1E-commerce fulfillment centers with zone-based picking
2Operations needing to consolidate multi-item orders from different picking areas
3Facilities seeking a scalable alternative to large automated sortation systems
4Businesses experiencing seasonal peaks in order volume

📝Detailed Information

Technology Overview

Put walls are a pragmatic and scalable material handling solution designed to address a critical bottleneck in modern fulfillment: the efficient and accurate assembly of customer orders containing items picked from multiple zones.

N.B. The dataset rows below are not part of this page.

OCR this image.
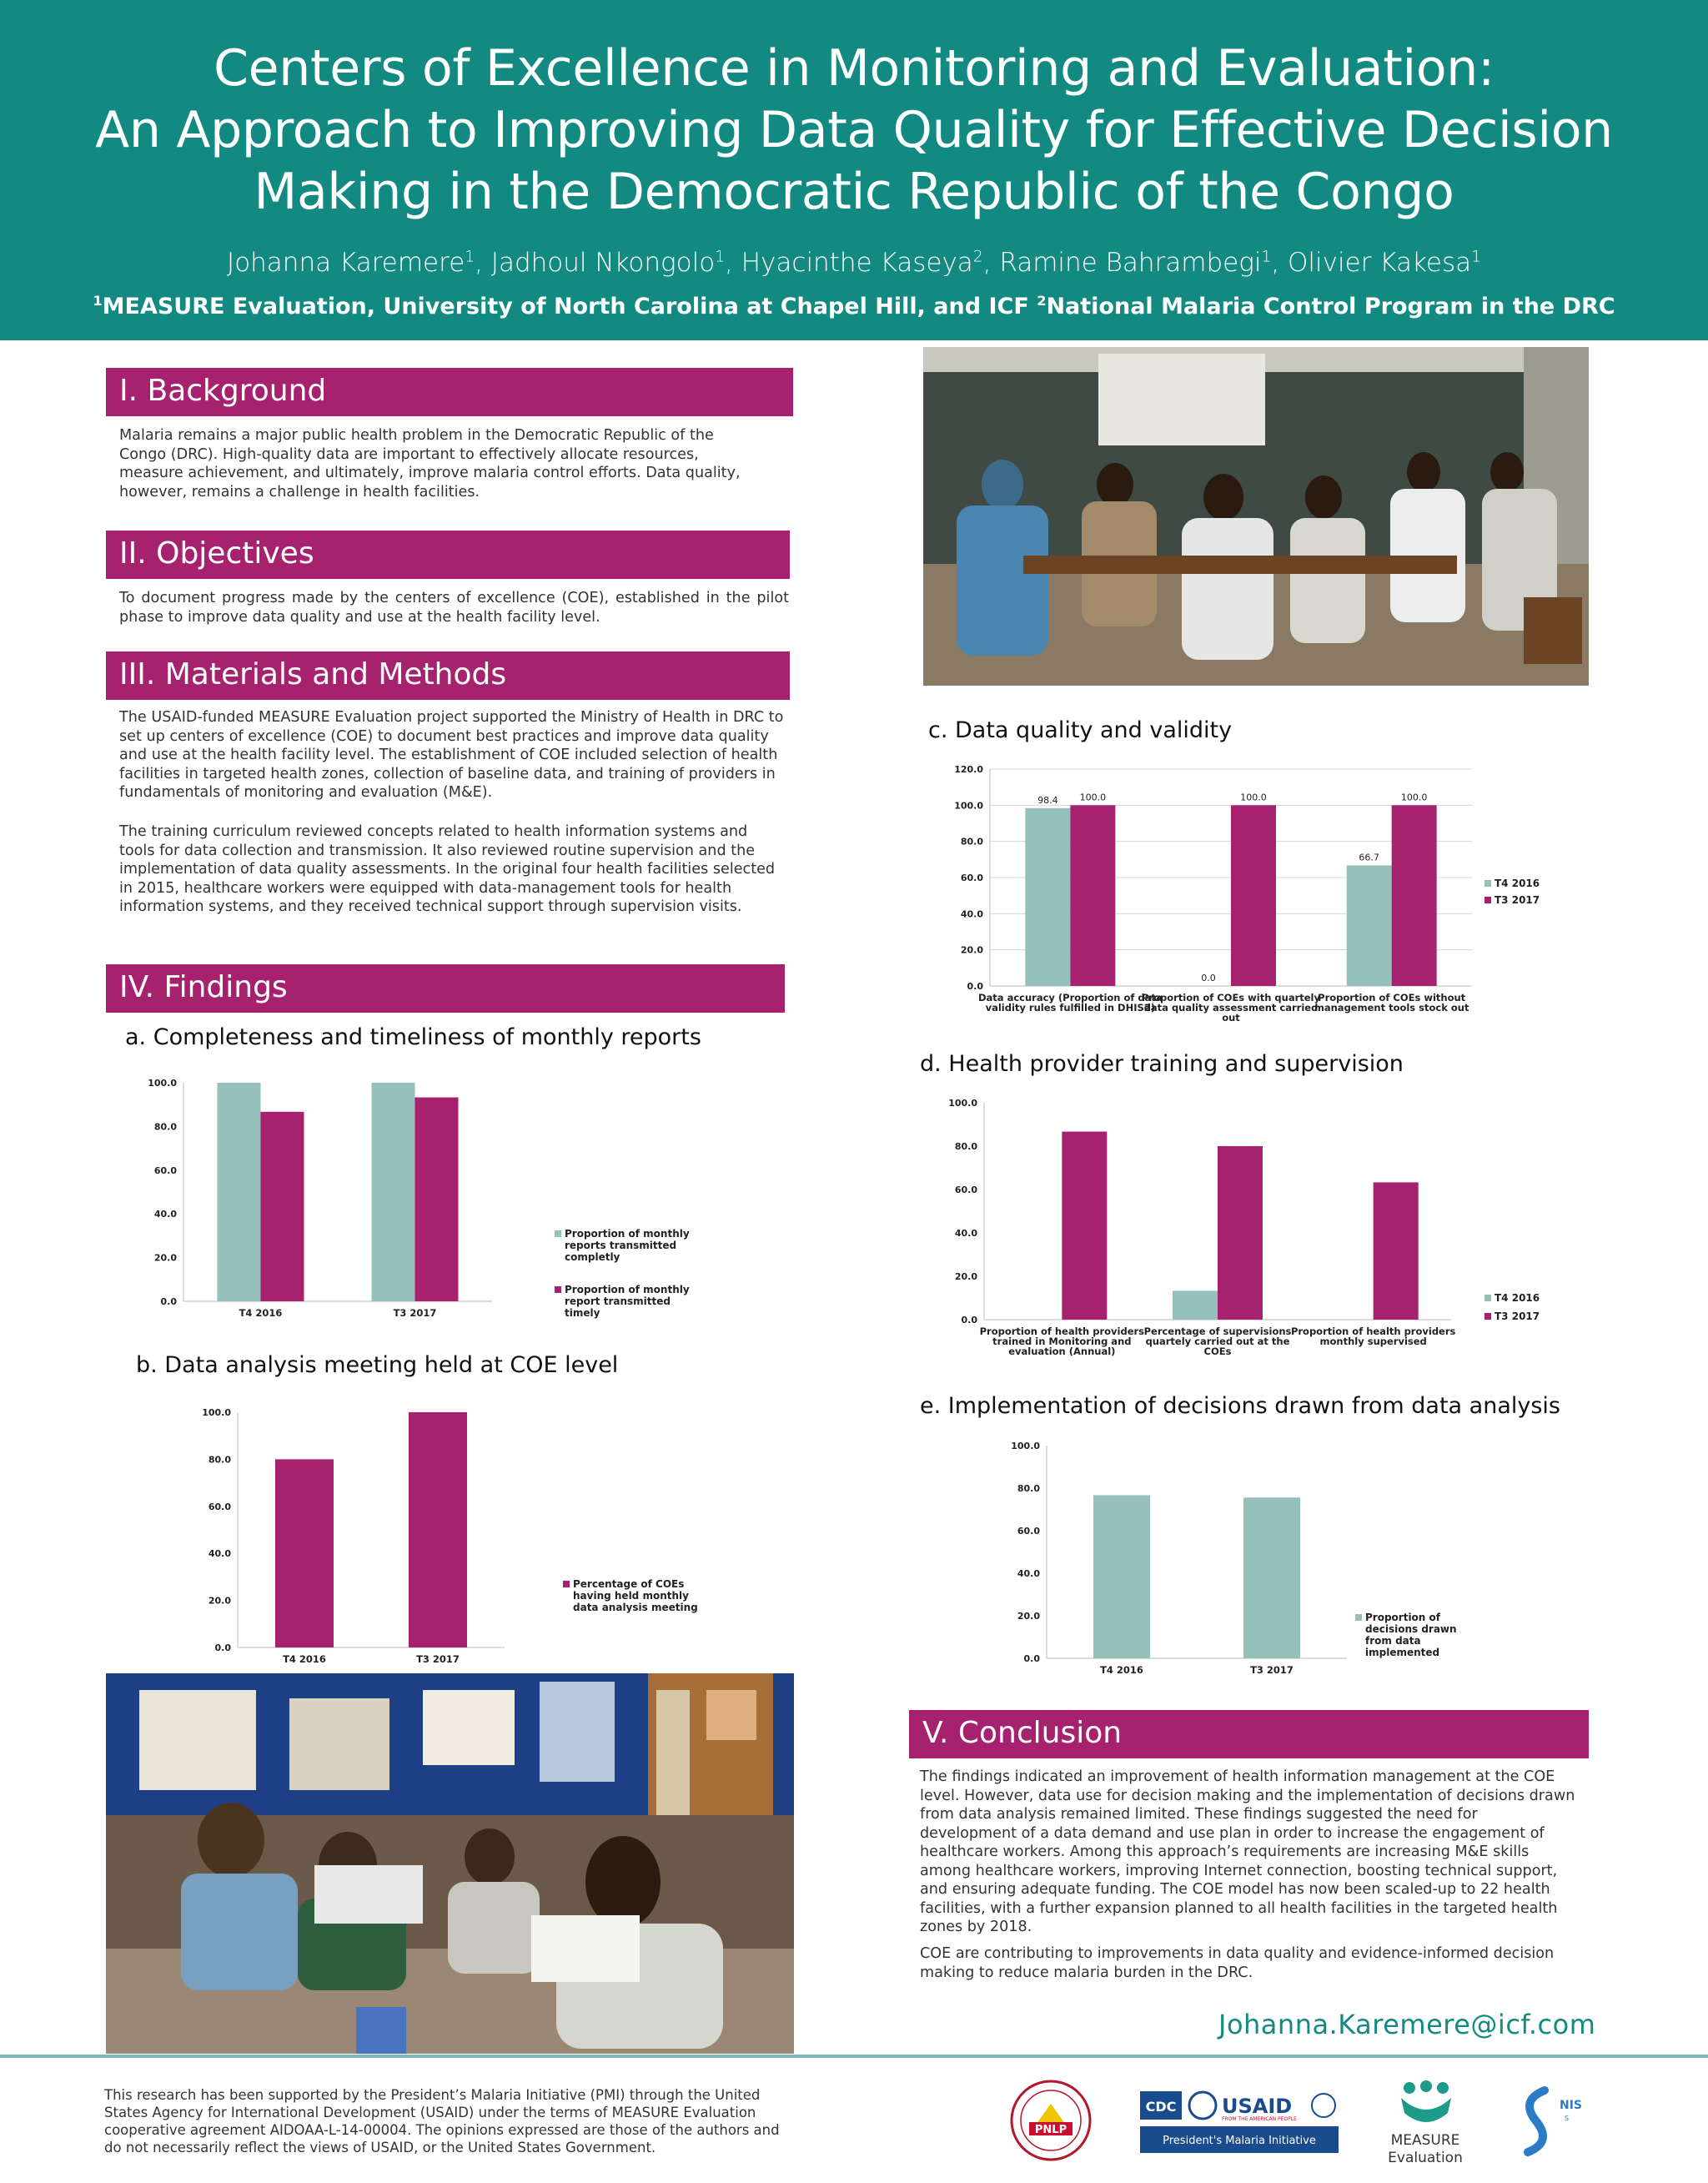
Centers of Excellence in Monitoring and Evaluation:
An Approach to Improving Data Quality for Effective Decision
Making in the Democratic Republic of the Congo
Johanna Karemere$^1$, Jadhoul Nkongolo$^1$, Hyacinthe Kaseya$^2$, Ramine Bahrambegi$^1$, Olivier Kakesa$^1$
$^1$MEASURE Evaluation, University of North Carolina at Chapel Hill, and ICF $^2$National Malaria Control Program in the DRC
I. Background
Malaria remains a major public health problem in the Democratic Republic of the Congo (DRC). High-quality data are important to effectively allocate resources, measure achievement, and ultimately, improve malaria control efforts. Data quality, however, remains a challenge in health facilities.
II. Objectives
To document progress made by the centers of excellence (COE), established in the pilot phase to improve data quality and use at the health facility level.
III. Materials and Methods
The USAID-funded MEASURE Evaluation project supported the Ministry of Health in DRC to set up centers of excellence (COE) to document best practices and improve data quality and use at the health facility level. The establishment of COE included selection of health facilities in targeted health zones, collection of baseline data, and training of providers in fundamentals of monitoring and evaluation (M&E).
The training curriculum reviewed concepts related to health information systems and tools for data collection and transmission. It also reviewed routine supervision and the implementation of data quality assessments. In the original four health facilities selected in 2015, healthcare workers were equipped with data-management tools for health information systems, and they received technical support through supervision visits.
IV. Findings
a. Completeness and timeliness of monthly reports
0.0
20.0
40.0
60.0
80.0
100.0
T4 2016	T3 2017
Proportion of monthly
reports transmitted
completly
Proportion of monthly
report transmitted
timely
b. Data analysis meeting held at COE level
0.0
20.0
40.0
60.0
80.0
100.0
T4 2016	T3 2017
Percentage of COEs
having held monthly
data analysis meeting
c. Data quality and validity
0.0
20.0
40.0
60.0
80.0
100.0
120.0
98.4 100.0
Data accuracy (Proportion of data
validity rules fulfilled in DHIS2)
0.0
100.0
Proportion of COEs with quartely
data quality assessment carried
out
66.7
100.0
Proportion of COEs without
management tools stock out
T4 2016
T3 2017
d. Health provider training and supervision
0.0
20.0
40.0
60.0
80.0
100.0
Proportion of health providers
trained in Monitoring and
evaluation (Annual)
Percentage of supervisions
quartely carried out at the
COEs
Proportion of health providers
monthly supervised
T4 2016
T3 2017
e. Implementation of decisions drawn from data analysis
0.0
20.0
40.0
60.0
80.0
100.0
T4 2016	T3 2017
Proportion of
decisions drawn
from data
implemented
V. Conclusion
The findings indicated an improvement of health information management at the COE level. However, data use for decision making and the implementation of decisions drawn from data analysis remained limited. These findings suggested the need for development of a data demand and use plan in order to increase the engagement of healthcare workers. Among this approach’s requirements are increasing M&E skills among healthcare workers, improving Internet connection, boosting technical support, and ensuring adequate funding. The COE model has now been scaled-up to 22 health facilities, with a further expansion planned to all health facilities in the targeted health zones by 2018.
COE are contributing to improvements in data quality and evidence-informed decision making to reduce malaria burden in the DRC.
Johanna.Karemere@icf.com
This research has been supported by the President’s Malaria Initiative (PMI) through the United States Agency for International Development (USAID) under the terms of MEASURE Evaluation cooperative agreement AIDOAA-L-14-00004. The opinions expressed are those of the authors and do not necessarily reflect the views of USAID, or the United States Government.
PNLP
CDC USAID
FROM THE AMERICAN PEOPLE
President's Malaria Initiative	MEASURE
Evaluation
NIS
S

As warehouses adopt zone-based picking to boost productivity, they face the downstream challenge of merging these disparate items. Put walls serve as a dynamic, system-directed consolidation point, bridging the gap between high-speed picking and final packing. They offer a flexible, low-capital alternative to large, fixed automated sortation systems, making them particularly attractive for operations with variable volumes or those in the process of scaling their e-commerce capabilities.

How It Works

Core Principles

The core principle is using a physical buffer wall and software-driven instructions to manually—but systematically—sort batch-picked items from various zones into their respective customer orders, creating an organized queue for packing.

Key Features & Capabilities

The modular and mobile physical design (often on wheels) provides exceptional flexibility, allowing facilities to reconfigure layouts or add capacity as needed. Seamless integration with WES is a critical capability, as the software acts as the "brain," coordinating the complex merge process across multiple zones and directing each put action. The system supports multiple guidance modes (voice, scan, visual), allowing it to adapt to different item types and worker preferences. Its inherent scalability allows operations to meet peak demand by adding more walls and labor, avoiding the high fixed cost and potential underutilization of large automated sorters.

Advantages & Benefits

The primary advantage is excellent cost-effectiveness and scalability. Put walls require minimal hard infrastructure compared to automated sortation, offering a low upfront capital outlay and the ability to scale capacity linearly with demand. They directly enhance fulfillment throughput and accuracy by providing a systematic, error-checked process that is far superior to manual assembly, solving the zone-picking merge challenge. This solution future-proofs operations by serving as a necessary and flexible component in broader e-commerce fulfillment upgrades, allowing productivity gains in picking to be fully realized downstream.

Implementation Considerations

Successful implementation hinges on effective integration with a WES or advanced WMS capable of managing complex order splitting and real-time put wall directives. Designing the upstream zone picking and material transport to ensure a smooth, timely flow of items to the wall is crucial to prevent bottlenecks. Planning the physical layout must account for space for the walls, operator stations on both sides, and material staging. While low-cost, the total cost of ownership should include the WES/licensing, guidance devices, and labor.

Use Cases & Applications

Ideal For

This solution is ideal for growing e-commerce operations, omnichannel retailers, and 3PLs that have implemented or are planning to implement zone picking and need an efficient, scalable way to assemble multi-item orders.

Conclusion

Put walls represent a smart, strategic investment for warehouses seeking to scale their order fulfillment capabilities without the massive capital expenditure of full automation. By leveraging software intelligence and simple, flexible hardware, they transform the complex problem of order consolidation from a chaotic manual task into a streamlined, manageable process. For operations looking to boost throughput, improve accuracy, and maintain agility in a volatile market, implementing a put wall system guided by robust execution software is a proven path to achieving a more resilient and efficient fulfillment operation.